Quand on repart en ville, marcher (on règle beaucoup de trucs quand on marche : progresser, synonyme de marcher), fuseaux horaires, réglages, quelle heure est-il, on a tout notre temps n'est-ce pas, le temps débarque, on le règle, brasserie, alcool (doses protectrices), ton rouge à lèvres, là, sur le verre, le type d'à côté qui te regarde, il se caressera cette nuit (c'est un homme de goût), nos yeux canailles, nos sourires complices, des éclairs qui traversent la salle enfumée, qui défoncent les vitres, qui explosent les codes, qui renouvellent la circulation, qui dénoncent la machination, la foutent en l'air, le sang nouveau est arrivé, sang frais, sang chaud, sang froid, donne-moi ta cervelle, foutons nos cul à l'air, et en l'air, changement d'air, la ville de nouveau, elle s'échappe dans le sens du fleuve, les grandes villes sont les nouveaux déserts de l'époque qui vont vers l'océan, retour de la folie, délires, vapeurs, mais quoi nous sommes raisonnables, pas d'angoisse Amour, « je tiens le système » (Rimbaud), le monde manque cruellement de prostituées raisonnables, en addiction d'additions que nous sommes, éloge de la sagesse, nous dansons, nous chantons, nous sautons, nous rions, feux d'artifice foireux, les flonflons du petit  bal, maudit, ta main sur mon pantalon, ma bite tendue vers l'infini de l'éternel retour du fini, ma main dans toi, le string nécessaire, ta mouillure, ton miel, tu es la reine des abeilles, ma bourdonnante de luxe, ma butinante de choix, je me lèche les doigts, le fleuve, le fleuve impassible, ton pas triomphant, la marche nupiale de nos particules électriques, marcher encore, les étoiles, la lune, ta lune, nous rentrons, pas feutrés, soie, velours, nous laissons les trains dans la fosse, tout est calme...  

Tu t'es endormie mon Amour, quelle fête ce fut, ton épaule veloutée, là, doucement... Je me lève sans faire de bruit.

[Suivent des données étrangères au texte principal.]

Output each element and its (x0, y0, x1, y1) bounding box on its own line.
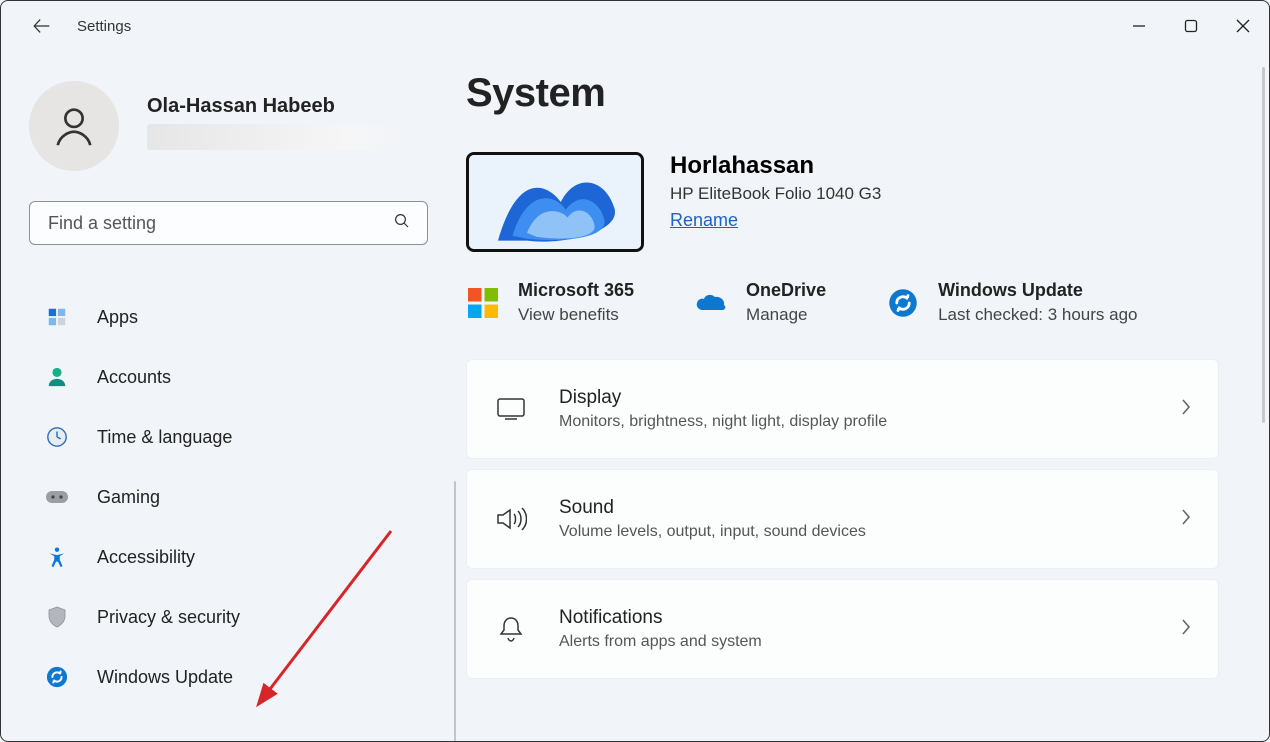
accounts-icon (43, 363, 71, 391)
card-display[interactable]: Display Monitors, brightness, night ligh… (466, 359, 1219, 459)
sound-icon (493, 506, 529, 532)
shield-icon (43, 603, 71, 631)
user-profile[interactable]: Ola-Hassan Habeeb (29, 81, 428, 171)
chevron-right-icon (1180, 398, 1192, 421)
device-name: Horlahassan (670, 152, 881, 180)
sidebar-item-gaming[interactable]: Gaming (29, 473, 428, 521)
search-box[interactable] (29, 201, 428, 245)
main-scrollbar[interactable] (1262, 67, 1265, 423)
user-email-redacted (147, 124, 413, 150)
avatar (29, 81, 119, 171)
tile-sub: Last checked: 3 hours ago (938, 305, 1137, 325)
card-sub: Alerts from apps and system (559, 633, 1150, 651)
device-model: HP EliteBook Folio 1040 G3 (670, 184, 881, 204)
chevron-right-icon (1180, 618, 1192, 641)
sidebar-item-accessibility[interactable]: Accessibility (29, 533, 428, 581)
tile-sub: View benefits (518, 305, 634, 325)
device-wallpaper (466, 152, 644, 252)
settings-cards: Display Monitors, brightness, night ligh… (466, 359, 1219, 679)
titlebar: Settings (1, 1, 1269, 51)
bell-icon (493, 615, 529, 643)
search-icon (393, 212, 411, 235)
sidebar-item-label: Time & language (97, 427, 232, 448)
sidebar-item-privacy-security[interactable]: Privacy & security (29, 593, 428, 641)
sidebar-item-windows-update[interactable]: Windows Update (29, 653, 428, 701)
tile-title: Microsoft 365 (518, 280, 634, 301)
card-title: Display (559, 387, 1150, 409)
sidebar: Ola-Hassan Habeeb Apps (1, 51, 456, 741)
quick-tiles: Microsoft 365 View benefits OneDrive Man… (466, 280, 1219, 325)
sidebar-item-label: Accessibility (97, 547, 195, 568)
rename-link[interactable]: Rename (670, 210, 738, 231)
minimize-button[interactable] (1113, 8, 1165, 44)
update-sync-icon (886, 286, 920, 320)
tile-sub: Manage (746, 305, 826, 325)
sidebar-item-accounts[interactable]: Accounts (29, 353, 428, 401)
card-sub: Monitors, brightness, night light, displ… (559, 413, 1150, 431)
window-title: Settings (77, 18, 131, 35)
back-button[interactable] (31, 15, 53, 37)
main-content: System Horlahassan HP EliteBook Folio 10… (456, 51, 1269, 741)
search-input[interactable] (46, 212, 393, 235)
clock-globe-icon (43, 423, 71, 451)
sidebar-item-label: Gaming (97, 487, 160, 508)
chevron-right-icon (1180, 508, 1192, 531)
user-name: Ola-Hassan Habeeb (147, 95, 413, 118)
tile-windows-update[interactable]: Windows Update Last checked: 3 hours ago (886, 280, 1137, 325)
card-sub: Volume levels, output, input, sound devi… (559, 523, 1150, 541)
sidebar-item-label: Windows Update (97, 667, 233, 688)
accessibility-icon (43, 543, 71, 571)
windows-update-icon (43, 663, 71, 691)
card-title: Notifications (559, 607, 1150, 629)
display-icon (493, 397, 529, 421)
tile-onedrive[interactable]: OneDrive Manage (694, 280, 826, 325)
card-sound[interactable]: Sound Volume levels, output, input, soun… (466, 469, 1219, 569)
sidebar-nav: Apps Accounts Time & language Gaming (29, 293, 428, 713)
tile-title: Windows Update (938, 280, 1137, 301)
tile-microsoft-365[interactable]: Microsoft 365 View benefits (466, 280, 634, 325)
card-title: Sound (559, 497, 1150, 519)
gaming-icon (43, 483, 71, 511)
maximize-button[interactable] (1165, 8, 1217, 44)
onedrive-icon (694, 286, 728, 320)
sidebar-item-apps[interactable]: Apps (29, 293, 428, 341)
tile-title: OneDrive (746, 280, 826, 301)
sidebar-item-label: Accounts (97, 367, 171, 388)
sidebar-item-time-language[interactable]: Time & language (29, 413, 428, 461)
close-button[interactable] (1217, 8, 1269, 44)
microsoft-logo-icon (466, 286, 500, 320)
device-summary: Horlahassan HP EliteBook Folio 1040 G3 R… (466, 152, 1219, 252)
sidebar-item-label: Apps (97, 307, 138, 328)
sidebar-item-label: Privacy & security (97, 607, 240, 628)
page-title: System (466, 71, 1219, 116)
apps-icon (43, 303, 71, 331)
card-notifications[interactable]: Notifications Alerts from apps and syste… (466, 579, 1219, 679)
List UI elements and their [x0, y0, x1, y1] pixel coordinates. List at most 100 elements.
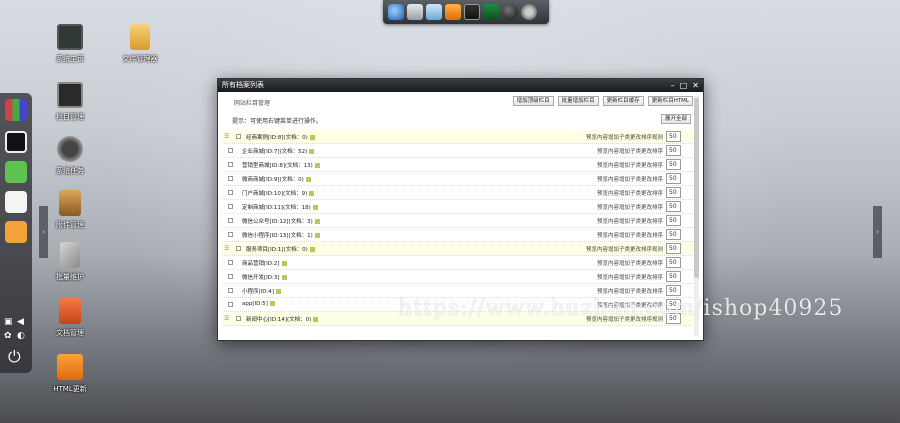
- notepad-icon[interactable]: [5, 131, 27, 153]
- minimize-icon[interactable]: –: [671, 79, 675, 92]
- photo-icon[interactable]: [464, 4, 480, 20]
- row-actions[interactable]: 预览内容增加子类更改排序: [597, 217, 663, 225]
- desktop-icon-batch[interactable]: 批量维护: [40, 242, 100, 282]
- sort-order-input[interactable]: 50: [666, 285, 681, 296]
- books-icon[interactable]: [5, 99, 27, 121]
- edit-icon[interactable]: [305, 177, 311, 182]
- row-actions[interactable]: 预览内容增加子类更改排序: [597, 259, 663, 267]
- row-actions[interactable]: 预览内容增加子类更改排序: [597, 189, 663, 197]
- column-name[interactable]: 微信公众号[ID:12](文档：3): [242, 217, 320, 225]
- theme-icon[interactable]: ◐: [17, 331, 25, 341]
- row-checkbox[interactable]: [236, 246, 241, 251]
- drag-handle-icon[interactable]: ☰: [224, 315, 229, 322]
- window-titlebar[interactable]: 所有档案列表 – □ ✕: [218, 79, 703, 92]
- column-name[interactable]: 微信小程序[ID:13](文档：1): [242, 231, 320, 239]
- gear-icon[interactable]: [521, 4, 537, 20]
- column-row[interactable]: 微信开发[ID:3] 预览内容增加子类更改排序 50: [222, 270, 693, 284]
- update-html-button[interactable]: 更新栏目HTML: [647, 96, 693, 106]
- column-row[interactable]: 微信公众号[ID:12](文档：3) 预览内容增加子类更改排序 50: [222, 214, 693, 228]
- sort-order-input[interactable]: 50: [666, 187, 681, 198]
- row-checkbox[interactable]: [228, 204, 233, 209]
- row-checkbox[interactable]: [228, 274, 233, 279]
- brush-icon[interactable]: [445, 4, 461, 20]
- drag-handle-icon[interactable]: ☰: [224, 245, 229, 252]
- sort-order-input[interactable]: 50: [666, 243, 681, 254]
- edit-icon[interactable]: [312, 205, 318, 210]
- row-checkbox[interactable]: [228, 260, 233, 265]
- notes-icon[interactable]: [5, 221, 27, 243]
- column-manage-link[interactable]: 网站栏目管理: [234, 98, 270, 107]
- column-name[interactable]: 定制商城[ID:11](文档：18): [242, 203, 318, 211]
- row-actions[interactable]: 预览内容增加子类更改排序: [597, 287, 663, 295]
- edit-icon[interactable]: [309, 191, 315, 196]
- column-name[interactable]: 小程序[ID:4]: [242, 287, 282, 295]
- column-name[interactable]: 服务项目[ID:1](文档：0): [246, 245, 315, 253]
- sort-order-input[interactable]: 50: [666, 271, 681, 282]
- row-checkbox[interactable]: [228, 302, 233, 307]
- column-name[interactable]: 企业商城[ID:7](文档：52): [242, 147, 315, 155]
- column-row[interactable]: 微信小程序[ID:13](文档：1) 预览内容增加子类更改排序 50: [222, 228, 693, 242]
- column-row[interactable]: 微商商城[ID:9](文档：0) 预览内容增加子类更改排序 50: [222, 172, 693, 186]
- edit-icon[interactable]: [309, 247, 315, 252]
- drag-handle-icon[interactable]: ☰: [224, 133, 229, 140]
- row-actions[interactable]: 预览内容增加子类更改排序: [597, 231, 663, 239]
- column-name[interactable]: 微信开发[ID:3]: [242, 273, 287, 281]
- row-actions[interactable]: 预览内容增加子类更改排序: [597, 273, 663, 281]
- drive-icon[interactable]: [5, 191, 27, 213]
- desktop-icon-tasks[interactable]: 系统任务: [40, 136, 100, 176]
- expand-all-button[interactable]: 展开全部: [660, 114, 691, 124]
- sort-order-input[interactable]: 50: [666, 159, 681, 170]
- row-actions[interactable]: 预览内容增加子类更改排序: [597, 161, 663, 169]
- row-checkbox[interactable]: [236, 316, 241, 321]
- desktop-icon-home[interactable]: 系统主页: [40, 24, 100, 64]
- row-checkbox[interactable]: [228, 190, 233, 195]
- edit-icon[interactable]: [281, 275, 287, 280]
- edit-icon[interactable]: [314, 219, 320, 224]
- row-checkbox[interactable]: [228, 148, 233, 153]
- row-checkbox[interactable]: [228, 288, 233, 293]
- scrollbar-thumb[interactable]: [694, 98, 699, 278]
- column-group-row[interactable]: ☰ 服务项目[ID:1](文档：0) 预览内容增加子类更改排序规则 50: [222, 242, 693, 256]
- column-name[interactable]: 营销型商城[ID:8](文档：13): [242, 161, 320, 169]
- row-actions[interactable]: 预览内容增加子类更改排序规则: [586, 245, 663, 253]
- column-name[interactable]: 经商案例[ID:8](文档：0): [246, 133, 315, 141]
- maximize-icon[interactable]: □: [680, 79, 688, 92]
- sort-order-input[interactable]: 50: [666, 145, 681, 156]
- desktop-icon-documents[interactable]: 文档管理: [40, 298, 100, 338]
- column-name[interactable]: 新闻中心[ID:14](文档：0): [246, 315, 319, 323]
- edit-icon[interactable]: [276, 289, 282, 294]
- left-panel-toggle[interactable]: ‹: [39, 206, 48, 258]
- row-actions[interactable]: 预览内容增加子类更改排序: [597, 175, 663, 183]
- settings-icon[interactable]: ✿: [4, 331, 12, 341]
- camera-icon[interactable]: [426, 4, 442, 20]
- network-icon[interactable]: [407, 4, 423, 20]
- ball-icon[interactable]: [502, 4, 518, 20]
- column-row[interactable]: 商品营销[ID:2] 预览内容增加子类更改排序 50: [222, 256, 693, 270]
- desktop-icon-columns[interactable]: 栏目管理: [40, 82, 100, 122]
- volume-icon[interactable]: ◀: [17, 317, 24, 327]
- edit-icon[interactable]: [281, 261, 287, 266]
- column-row[interactable]: 企业商城[ID:7](文档：52) 预览内容增加子类更改排序 50: [222, 144, 693, 158]
- sort-order-input[interactable]: 50: [666, 173, 681, 184]
- desktop-icon-file-manager[interactable]: 文件管理器: [110, 24, 170, 64]
- column-row[interactable]: 营销型商城[ID:8](文档：13) 预览内容增加子类更改排序 50: [222, 158, 693, 172]
- edit-icon[interactable]: [309, 149, 315, 154]
- sort-order-input[interactable]: 50: [666, 201, 681, 212]
- sort-order-input[interactable]: 50: [666, 131, 681, 142]
- sort-order-input[interactable]: 50: [666, 215, 681, 226]
- edit-icon[interactable]: [309, 135, 315, 140]
- row-actions[interactable]: 预览内容增加子类更改排序规则: [586, 133, 663, 141]
- update-cache-button[interactable]: 更新栏目缓存: [602, 96, 644, 106]
- column-row[interactable]: 门户商城[ID:10](文档：9) 预览内容增加子类更改排序 50: [222, 186, 693, 200]
- batch-add-column-button[interactable]: 批量增加栏目: [557, 96, 599, 106]
- edit-icon[interactable]: [314, 163, 320, 168]
- row-checkbox[interactable]: [228, 218, 233, 223]
- edit-icon[interactable]: [314, 233, 320, 238]
- row-checkbox[interactable]: [228, 176, 233, 181]
- window-icon[interactable]: ▣: [4, 317, 13, 327]
- chat-icon[interactable]: [5, 161, 27, 183]
- row-checkbox[interactable]: [228, 162, 233, 167]
- column-name[interactable]: 门户商城[ID:10](文档：9): [242, 189, 315, 197]
- column-row[interactable]: 定制商城[ID:11](文档：18) 预览内容增加子类更改排序 50: [222, 200, 693, 214]
- row-checkbox[interactable]: [228, 232, 233, 237]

Sur la table du salon, un magazine. Café. Cigarette. Puis je feuillette leur poste d'aiguillage : la dérèglementation climatique, les offres du capitalisme, les affres de l'esclavage, les corruptions biologiques, les crises économiques, la marchandisation de la mort, la commercialisation des âmes...   Ce sera sans nous.